2. I live in a state with perchlorate contaminated drinking water; how can I remove it from my drinking water?

Even if you live in a state in which perchlorate has been found, your specific municipal water supply may not be contaminated. We recommend that you call your water company and ask them if they have tested for perchlorate. If they have, and perchlorate has been found in your tap water, we recommend water filtration. At this point, a reverse osmosis filter that specifically removes perchlorate is your best option. FDA testing of bottled water found contamination in 2 of 51 samples so bottled water may not be safe either; in addition, EWG testing of 10 major bottled water brands found 38 pollutants.

3. How does the EPA explain its failure to regulate perchlorate?

EPA relies heavily on outdated research to justify its decision not to regulate perchlorate. In the last three years, the CDC has published two landmark studies that provide strong evidence that EPA should regulate perchlorate. In the first study, the CDC researchers found perchlorate in the urine of almost 3,000 Americans tested, indicating widespread exposure among the U.S. population. In the second study, CDC scientists found that perchlorate exposures far below EPA’s “safe” level were associated with significant thyroid hormone changes in women.

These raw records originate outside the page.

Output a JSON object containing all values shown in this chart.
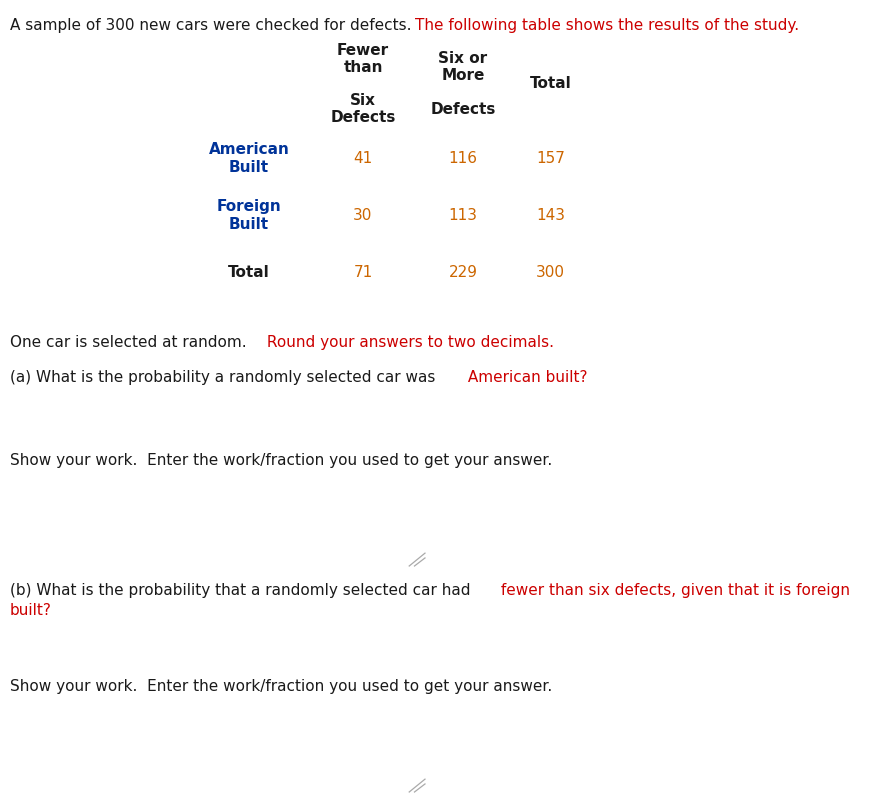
{
  "title_black": "A sample of 300 new cars were checked for defects.",
  "title_red": "The following table shows the results of the study.",
  "title_color_black": "#1a1a1a",
  "title_color_red": "#cc0000",
  "hdr1_line1": "Fewer",
  "hdr1_line2": "than",
  "hdr1_line3": "Six",
  "hdr1_line4": "Defects",
  "hdr2_line1": "Six or",
  "hdr2_line2": "More",
  "hdr2_line3": "Defects",
  "hdr3": "Total",
  "row1_label": "American\nBuilt",
  "row1_v1": "41",
  "row1_v2": "116",
  "row1_v3": "157",
  "row2_label": "Foreign\nBuilt",
  "row2_v1": "30",
  "row2_v2": "113",
  "row2_v3": "143",
  "row3_label": "Total",
  "row3_v1": "71",
  "row3_v2": "229",
  "row3_v3": "300",
  "header_color": "#1a1a1a",
  "data_color": "#cc6600",
  "label_color": "#003399",
  "total_color": "#1a1a1a",
  "question_color": "#1a1a1a",
  "highlight_color": "#cc0000",
  "bg_color": "#ffffff",
  "font_size": 11,
  "table_font_size": 11
}
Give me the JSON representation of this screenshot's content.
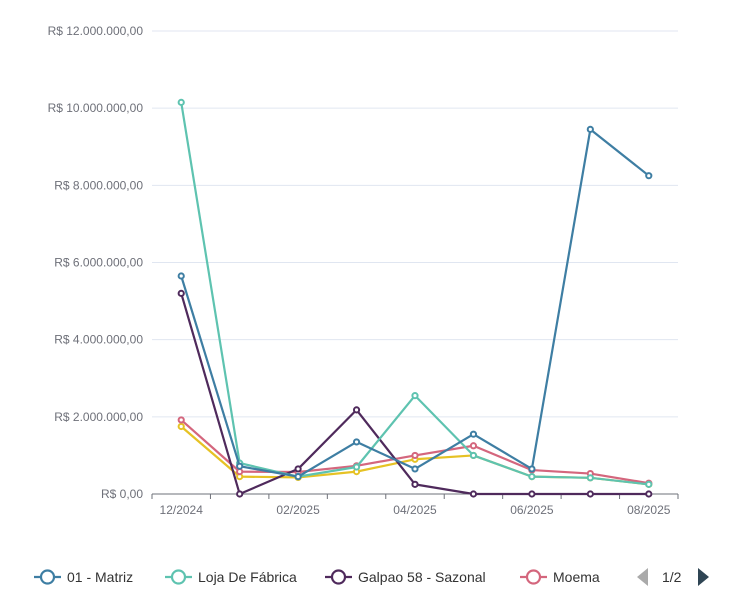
{
  "chart_data": {
    "type": "line",
    "x": [
      "12/2024",
      "01/2025",
      "02/2025",
      "03/2025",
      "04/2025",
      "05/2025",
      "06/2025",
      "07/2025",
      "08/2025"
    ],
    "x_tick_labels": [
      "12/2024",
      "02/2025",
      "04/2025",
      "06/2025",
      "08/2025"
    ],
    "ylim": [
      0,
      12000000
    ],
    "y_ticks": [
      0,
      2000000,
      4000000,
      6000000,
      8000000,
      10000000,
      12000000
    ],
    "y_tick_labels": [
      "R$ 0,00",
      "R$ 2.000.000,00",
      "R$ 4.000.000,00",
      "R$ 6.000.000,00",
      "R$ 8.000.000,00",
      "R$ 10.000.000,00",
      "R$ 12.000.000,00"
    ],
    "grid": true,
    "legend_position": "bottom",
    "series": [
      {
        "name": "01 - Matriz",
        "color": "#3e7ea3",
        "values": [
          5650000,
          720000,
          450000,
          1350000,
          650000,
          1550000,
          650000,
          9450000,
          8250000
        ]
      },
      {
        "name": "Loja De Fábrica",
        "color": "#5ec3b0",
        "values": [
          10150000,
          800000,
          450000,
          700000,
          2550000,
          1000000,
          450000,
          420000,
          250000
        ]
      },
      {
        "name": "Galpao 58 - Sazonal",
        "color": "#4f2a5c",
        "values": [
          5200000,
          0,
          650000,
          2180000,
          250000,
          0,
          0,
          0,
          0
        ]
      },
      {
        "name": "Moema",
        "color": "#d4667d",
        "values": [
          1920000,
          580000,
          570000,
          730000,
          1000000,
          1250000,
          620000,
          530000,
          280000
        ]
      },
      {
        "name": "",
        "color": "#e6c224",
        "values": [
          1750000,
          450000,
          430000,
          580000,
          900000,
          1000000,
          450000,
          420000,
          250000
        ]
      }
    ]
  },
  "legend": {
    "page": "1/2",
    "prev_icon": "triangle-left-icon",
    "next_icon": "triangle-right-icon",
    "prev_color": "#aaaaaa",
    "next_color": "#2f4554"
  }
}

EWG has repeatedly called on EPA to consider this new research when deciding to regulate perchlorate in tap water.

4. I'm pregnant and live in a state with contaminated drinking water. What steps should I take to reduce my exposure?

Call your local water provider and ask if perchlorate has been found in your local tap water supply. If so, EWG recommends that you install a reverse osmosis water filtration system that specifically removes perchlorate.

5. How does the perchlorate get into the powdered cow's milk formula?

As its name implies, cow’s milk based powdered formula is made from cow’s milk, which is known to be widely contaminated with perchlorate. It is currently thought that perchlorate contaminates cow’s milk because cows may drink water and eat foods that are contaminated and the perchlorate then ends up in their milk.

6. I live in a state with perchlorate contaminated drinking water; is it better to use liquid formula instead of powdered?

Liquid formula has its own issues, including possible contamination with BPA, a synthetic estrogen linked to a host of adverse health effects including breast and prostate cancer, infertility, obesity, and behavioral problems in lab studies. At this point, EWG recommends continuing to use powdered formula reconstituted with perchlorate-free water. Please check with your pediatrician before making any changes in the formula you feed your baby.

7. If perchlorate is in powdered infant formula made from contaminated cow's milk, what other food sources - including cow's milk - might contain perchlorate?

The FDA has done testing of almost 300 commonly consumed foods and found perchlorate in almost three quarters of the foods they tested. You can read EWG’s analysis of the FDA study on our web site.

8. Is there any research about perchlorate in other types infant formulas (e.g., soy, liquid)?

This CDC study tested soy based and elemental powdered formula and found perchlorate in these types of formulas also, but at lower concentrations than in the cow’s milk based formula.